Satu semester berjalan, dari empat yang harus dilewati. Semua lolos untuk lanjut dalam semester berikutnya. Prestasi, prestasi, prestasi!!! Kata yang banyak diucapkan saat evaluasi itu. Memang, dalam satu semester itu, tak satupun kami yang berprestasi, yang dalam definisi ini adalah prestasi dalam kancah lomba (bukan kuliah dan organisasi). Tekanan kehidupan pun berlanjut.

Berikutnya, ada yang pergi, dan ada yang datang. Karena evaluasi dilakukan tiap akhir semester, beberapa dari kami tidak bisa melanjutkan. Aku yakin, beberapa dari kami yang ”tersisa” di asrama punya pikiran untuk didepak, jika itu lebih baik. ”Wong, kami ga punya prestasi-prestasi”. Dari segi IPK pun, tak banyak yang terancam cum-laude. Trauma dengan lulusan angkatan UI, yang banyak berprestasi baik lomba maupun cum-laude. Praktis, hanya satu orang yang menang lomba kurun waktu itu. Sedih meratapi nasib kami-kami.

Dan kesempatan yang ditunggu datang. Ya...sejak salah satu dari kami maju sebagai kandidat capres, maka ini adalah sebuah kesempatan untuk ”berprestasi” secara kolektif, asrama! Maka hampir semua kami ikut membantu, mulai dari yang jadi manajer kampanye, masang-masang spanduk-baligho, hingga yang hanya do’a. Asrama benar-benar jadi markas koordinasi dan kampanye saat itu. Semuanya berjalan baik-baik saja akhirnya, 4 orang dari kami ikut ngurus ”negara ITB”. Kata orang, ”ini mah boyongan”. Tak jarang (bahkan sering), rapat-rapat justru dilakukan dari ”cikeas” ini.

Lalu tekanan itupun sedikit mulai berkurang. Entah karena kami merasa, belum ada peserta UI yang jadi presiden BEM-nya. Atau karena kami sudah tidak peduli lagi dengan sistem asrama. Karena juatru sebenarnya saat itu, mulai ada peraturan ”aneh”. Setiap keterlambatan 2 menit datang acara asrama didenda 10 ribu, tidak datang 80 ribu, keterlambatan maksimal 10 menit (dengan tetap didenda).
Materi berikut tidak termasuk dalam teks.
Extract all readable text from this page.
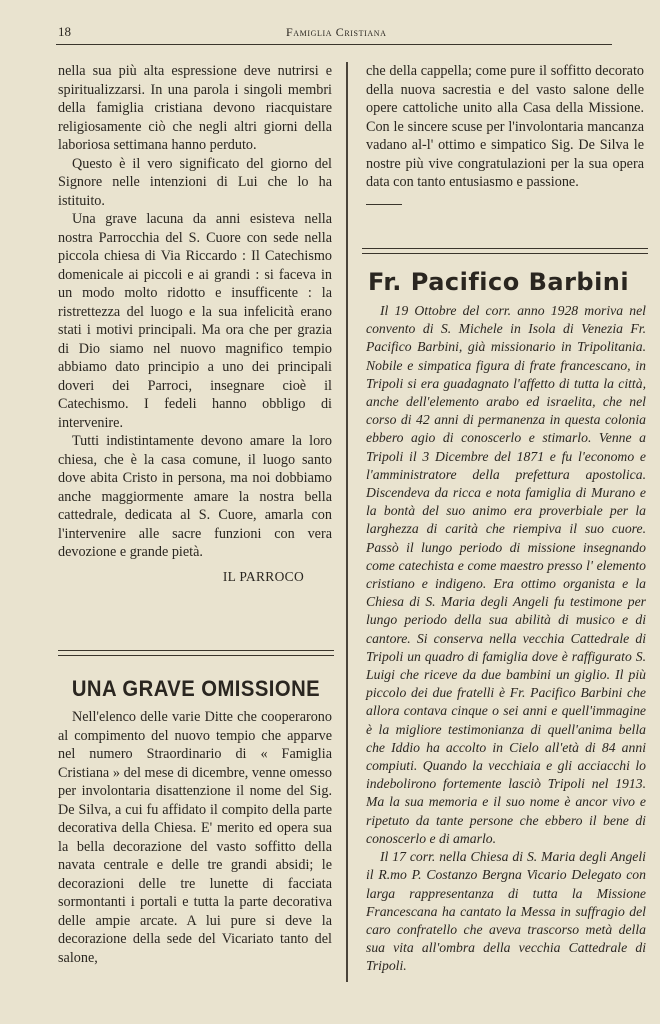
18	Famiglia Cristiana

nella sua più alta espressione deve nutrirsi e spiritualizzarsi. In una parola i singoli membri della famiglia cristiana devono riacquistare religiosamente ciò che negli altri giorni della laboriosa settimana hanno perduto.

Questo è il vero significato del giorno del Signore nelle intenzioni di Lui che lo ha istituito.

Una grave lacuna da anni esisteva nella nostra Parrocchia del S. Cuore con sede nella piccola chiesa di Via Riccardo : Il Catechismo domenicale ai piccoli e ai grandi : si faceva in un modo molto ridotto e insufficente : la ristrettezza del luogo e la sua infelicità erano stati i motivi principali. Ma ora che per grazia di Dio siamo nel nuovo magnifico tempio abbiamo dato principio a uno dei principali doveri dei Parroci, insegnare cioè il Catechismo. I fedeli hanno obbligo di intervenire.

Tutti indistintamente devono amare la loro chiesa, che è la casa comune, il luogo santo dove abita Cristo in persona, ma noi dobbiamo anche maggiormente amare la nostra bella cattedrale, dedicata al S. Cuore, amarla con l'intervenire alle sacre funzioni con vera devozione e grande pietà.

IL PARROCO
UNA GRAVE OMISSIONE

Nell'elenco delle varie Ditte che cooperarono al compimento del nuovo tempio che apparve nel numero Straordinario di « Famiglia Cristiana » del mese di dicembre, venne omesso per involontaria disattenzione il nome del Sig. De Silva, a cui fu affidato il compito della parte decorativa della Chiesa. E' merito ed opera sua la bella decorazione del vasto soffitto della navata centrale e delle tre grandi absidi; le decorazioni delle tre lunette di facciata sormontanti i portali e tutta la parte decorativa delle ampie arcate. A lui pure si deve la decorazione della sede del Vicariato tanto del salone,

che della cappella; come pure il soffitto decorato della nuova sacrestia e del vasto salone delle opere cattoliche unito alla Casa della Missione. Con le sincere scuse per l'involontaria mancanza vadano al-l' ottimo e simpatico Sig. De Silva le nostre più vive congratulazioni per la sua opera data con tanto entusiasmo e passione.

Fr. Pacifico Barbini

Il 19 Ottobre del corr. anno 1928 moriva nel convento di S. Michele in Isola di Venezia Fr. Pacifico Barbini, già missionario in Tripolitania. Nobile e simpatica figura di frate francescano, in Tripoli si era guadagnato l'affetto di tutta la città, anche dell'elemento arabo ed israelita, che nel corso di 42 anni di permanenza in questa colonia ebbero agio di conoscerlo e stimarlo. Venne a Tripoli il 3 Dicembre del 1871 e fu l'economo e l'amministratore della prefettura apostolica. Discendeva da ricca e nota famiglia di Murano e la bontà del suo animo era proverbiale per la larghezza di carità che riempiva il suo cuore. Passò il lungo periodo di missione insegnando come catechista e come maestro presso l' elemento cristiano e indigeno. Era ottimo organista e la Chiesa di S. Maria degli Angeli fu testimone per lungo periodo della sua abilità di musico e di cantore. Si conserva nella vecchia Cattedrale di Tripoli un quadro di famiglia dove è raffigurato S. Luigi che riceve da due bambini un giglio. Il più piccolo dei due fratelli è Fr. Pacifico Barbini che allora contava cinque o sei anni e quell'immagine è la migliore testimonianza di quell'anima bella che Iddio ha accolto in Cielo all'età di 84 anni compiuti. Quando la vecchiaia e gli acciacchi lo indebolirono fortemente lasciò Tripoli nel 1913. Ma la sua memoria e il suo nome è ancor vivo e ripetuto da tante persone che ebbero il bene di conoscerlo e di amarlo.

Il 17 corr. nella Chiesa di S. Maria degli Angeli il R.mo P. Costanzo Bergna Vicario Delegato con larga rappresentanza di tutta la Missione Francescana ha cantato la Messa in suffragio del caro confratello che aveva trascorso metà della sua vita all'ombra della vecchia Cattedrale di Tripoli.
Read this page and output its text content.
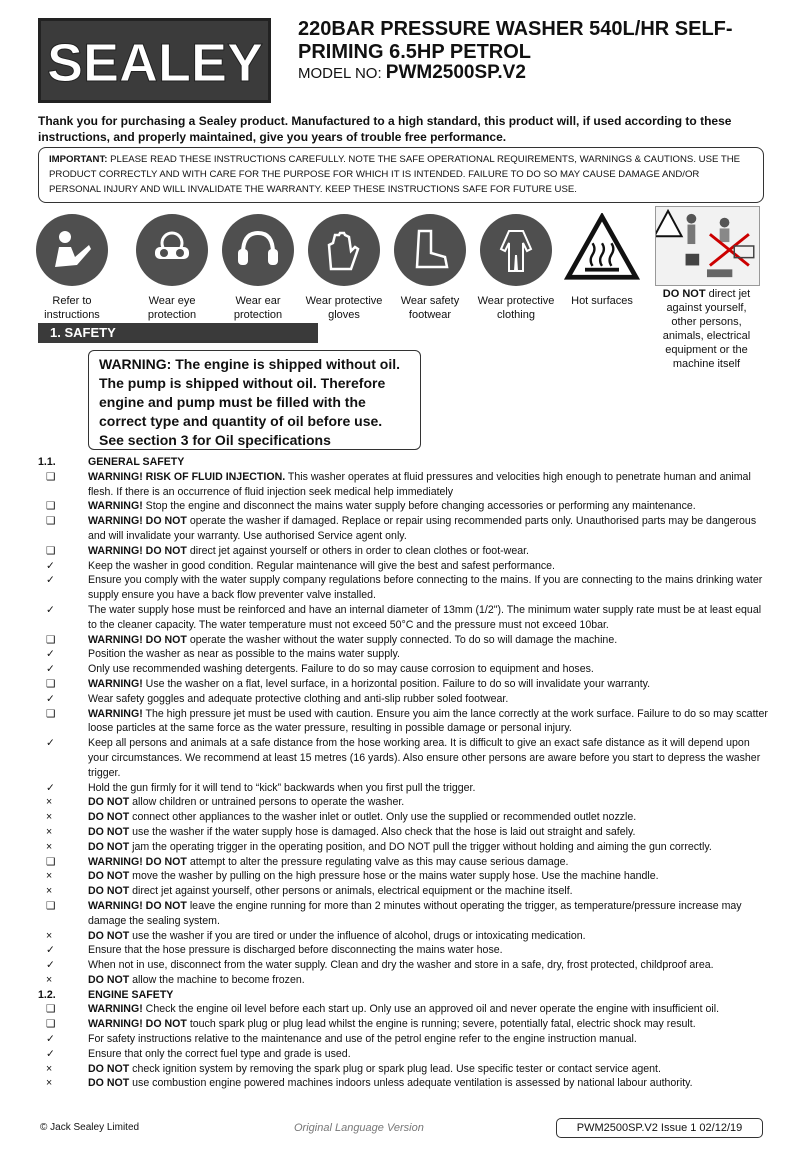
SEALEY
220BAR PRESSURE WASHER 540L/HR SELF-PRIMING 6.5HP PETROL
MODEL NO: PWM2500SP.V2
Thank you for purchasing a Sealey product. Manufactured to a high standard, this product will, if used according to these instructions, and properly maintained, give you years of trouble free performance.
IMPORTANT: PLEASE READ THESE INSTRUCTIONS CAREFULLY. NOTE THE SAFE OPERATIONAL REQUIREMENTS, WARNINGS & CAUTIONS. USE THE PRODUCT CORRECTLY AND WITH CARE FOR THE PURPOSE FOR WHICH IT IS INTENDED. FAILURE TO DO SO MAY CAUSE DAMAGE AND/OR PERSONAL INJURY AND WILL INVALIDATE THE WARRANTY. KEEP THESE INSTRUCTIONS SAFE FOR FUTURE USE.
Refer to instructions
Wear eye protection
Wear ear protection
Wear protective gloves
Wear safety footwear
Wear protective clothing
Hot surfaces
DO NOT direct jet against yourself, other persons, animals, electrical equipment or the machine itself
1. SAFETY
WARNING: The engine is shipped without oil. The pump is shipped without oil. Therefore engine and pump must be filled with the correct type and quantity of oil before use. See section 3 for Oil specifications
1.1.	GENERAL SAFETY
❑	WARNING! RISK OF FLUID INJECTION. This washer operates at fluid pressures and velocities high enough to penetrate human and animal flesh. If there is an occurrence of fluid injection seek medical help immediately
❑	WARNING! Stop the engine and disconnect the mains water supply before changing accessories or performing any maintenance.
❑	WARNING! DO NOT operate the washer if damaged. Replace or repair using recommended parts only. Unauthorised parts may be dangerous and will invalidate your warranty. Use authorised Service agent only.
❑	WARNING! DO NOT direct jet against yourself or others in order to clean clothes or foot-wear.
✓	Keep the washer in good condition. Regular maintenance will give the best and safest performance.
✓	Ensure you comply with the water supply company regulations before connecting to the mains. If you are connecting to the mains drinking water supply ensure you have a back flow preventer valve installed.
✓	The water supply hose must be reinforced and have an internal diameter of 13mm (1/2"). The minimum water supply rate must be at least equal to the cleaner capacity. The water temperature must not exceed 50°C and the pressure must not exceed 10bar.
❑	WARNING! DO NOT operate the washer without the water supply connected. To do so will damage the machine.
✓	Position the washer as near as possible to the mains water supply.
✓	Only use recommended washing detergents. Failure to do so may cause corrosion to equipment and hoses.
❑	WARNING! Use the washer on a flat, level surface, in a horizontal position. Failure to do so will invalidate your warranty.
✓	Wear safety goggles and adequate protective clothing and anti-slip rubber soled footwear.
❑	WARNING! The high pressure jet must be used with caution. Ensure you aim the lance correctly at the work surface. Failure to do so may scatter loose particles at the same force as the water pressure, resulting in possible damage or personal injury.
✓	Keep all persons and animals at a safe distance from the hose working area. It is difficult to give an exact safe distance as it will depend upon your circumstances. We recommend at least 15 metres (16 yards). Also ensure other persons are aware before you start to depress the washer trigger.
✓	Hold the gun firmly for it will tend to “kick” backwards when you first pull the trigger.
×	DO NOT allow children or untrained persons to operate the washer.
×	DO NOT connect other appliances to the washer inlet or outlet. Only use the supplied or recommended outlet nozzle.
×	DO NOT use the washer if the water supply hose is damaged. Also check that the hose is laid out straight and safely.
×	DO NOT jam the operating trigger in the operating position, and DO NOT pull the trigger without holding and aiming the gun correctly.
❑	WARNING! DO NOT attempt to alter the pressure regulating valve as this may cause serious damage.
×	DO NOT move the washer by pulling on the high pressure hose or the mains water supply hose. Use the machine handle.
×	DO NOT direct jet against yourself, other persons or animals, electrical equipment or the machine itself.
❑	WARNING! DO NOT leave the engine running for more than 2 minutes without operating the trigger, as temperature/pressure increase may damage the sealing system.
×	DO NOT use the washer if you are tired or under the influence of alcohol, drugs or intoxicating medication.
✓	Ensure that the hose pressure is discharged before disconnecting the mains water hose.
✓	When not in use, disconnect from the water supply. Clean and dry the washer and store in a safe, dry, frost protected, childproof area.
×	DO NOT allow the machine to become frozen.
1.2.	ENGINE SAFETY
❑	WARNING! Check the engine oil level before each start up. Only use an approved oil and never operate the engine with insufficient oil.
❑	WARNING! DO NOT touch spark plug or plug lead whilst the engine is running; severe, potentially fatal, electric shock may result.
✓	For safety instructions relative to the maintenance and use of the petrol engine refer to the engine instruction manual.
✓	Ensure that only the correct fuel type and grade is used.
×	DO NOT check ignition system by removing the spark plug or spark plug lead. Use specific tester or contact service agent.
×	DO NOT use combustion engine powered machines indoors unless adequate ventilation is assessed by national labour authority.
© Jack Sealey Limited	Original Language Version	PWM2500SP.V2 Issue 1 02/12/19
Absen tidak datang 2 kali sebulan dengan sangat dipertimbangkan, atau tetap didenda. Beasiswa bulanan yang ”hanya” 250 ribu seolah tak ada artinya. Aku dapat sekitar 400 ribu. Dan rekor waktu itu, ada yang hutangnya mencapai 1,4 juta!!!

Tapi bener, lampu-lampu keceriaan mulai tumbuh. Bukan hanya karena ada ”anak kecil” yang masuk menggantikan, tapi kami merasa kami-lah orang-orang beruntung yang disatukan. Jujur, sangat sedikit dari semua materi yang nyanthol di kepala kami. Tapi paradigma dan komunitas, itulah inti dari semuanya.

Paradigma tentang membangun umat islam Indonesia yang sangat terpuruk dalam segala hal, yang berarti juga membangun Indonesia itu sendiri. Pertimbangan aspek sejarah, islam, sosisologis dan prioritas. Bahwa membangun peradaban saat ini, adalah by design. Dan kami-kami inilah salah satu proyek peradaban itu.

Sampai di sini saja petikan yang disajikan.